Il gelsomino notturno di Giovanni Pascoli è un capolavoro di allusioni erotiche che si accendono al crepuscolo. La natura viene convocata come una specie di coro che canta in sottofondo. Pensavo di ricordare qualcosa di diverso in quella poesia, osservando questa mattina la fioritura del gelsomino d’inverno. Invece il mio gelsomino risplende nel sole basso di gennaio con il suo giallo intenso e stellato, e la brina notturna si asciuga nel freddo. Viene chiamato anche gelsomino di San Giuseppe, un santo da calendario (precisamente il 19 marzo), perché la fioritura avviene di solito all’esordio della primavera. Il mio gelsomino non allude, non viene convocato per nozze, come quello del Pascoli, e non profuma, anche se è un arbusto fiorito. La specie proviene dalla Cina, chissà che percorsi hanno fatto i suoi avi. Non ricordo se è stato piantato lì per farlo arrampicare oppure se è nato per caso. Ormai fa parte della famiglia, è adottato e affettuosamente apprezzato.

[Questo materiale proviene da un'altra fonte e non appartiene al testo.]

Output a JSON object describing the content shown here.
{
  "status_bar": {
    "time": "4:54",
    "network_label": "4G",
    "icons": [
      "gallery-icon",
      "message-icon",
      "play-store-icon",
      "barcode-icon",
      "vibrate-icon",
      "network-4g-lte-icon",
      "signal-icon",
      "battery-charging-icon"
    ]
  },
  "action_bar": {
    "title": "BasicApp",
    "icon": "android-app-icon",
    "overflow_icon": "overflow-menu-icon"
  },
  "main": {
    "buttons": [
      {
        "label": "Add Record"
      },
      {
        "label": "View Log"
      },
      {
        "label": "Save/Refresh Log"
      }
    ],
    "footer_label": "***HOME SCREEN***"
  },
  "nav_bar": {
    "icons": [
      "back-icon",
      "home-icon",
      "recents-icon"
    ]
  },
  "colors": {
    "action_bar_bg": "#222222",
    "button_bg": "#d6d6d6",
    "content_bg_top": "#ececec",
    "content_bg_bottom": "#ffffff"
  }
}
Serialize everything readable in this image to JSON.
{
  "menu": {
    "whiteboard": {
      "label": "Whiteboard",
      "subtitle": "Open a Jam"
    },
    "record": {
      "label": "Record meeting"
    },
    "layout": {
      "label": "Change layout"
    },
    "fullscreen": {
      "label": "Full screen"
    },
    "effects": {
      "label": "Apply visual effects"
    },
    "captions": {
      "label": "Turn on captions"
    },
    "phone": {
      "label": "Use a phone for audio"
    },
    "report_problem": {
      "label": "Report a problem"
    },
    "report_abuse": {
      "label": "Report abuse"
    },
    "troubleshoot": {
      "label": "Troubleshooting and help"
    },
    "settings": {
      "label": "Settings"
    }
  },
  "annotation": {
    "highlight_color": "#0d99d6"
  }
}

Ma oggi è il 17 gennaio.

Dovrebbe suggerire il buonumore o qualche speranza una fioritura precoce?

La pianta resiste ai freddi invernali, se nevicherà saprà difendersi. Mi viene un dubbio. Si è illusa o è stata illusa dalle temperature dell’aria e del suolo? Oppure parla. Comunica. Marzo è lontano, ma è il nostro marzo, non il suo. Le primavere boreali non sono più periodi che vanno da un solstizio a un equinozio, né sono meteorologiche: hanno perso l’orientamento.

Il gelsomino d’inverno si è acceso in pieno inverno, fuori stagione.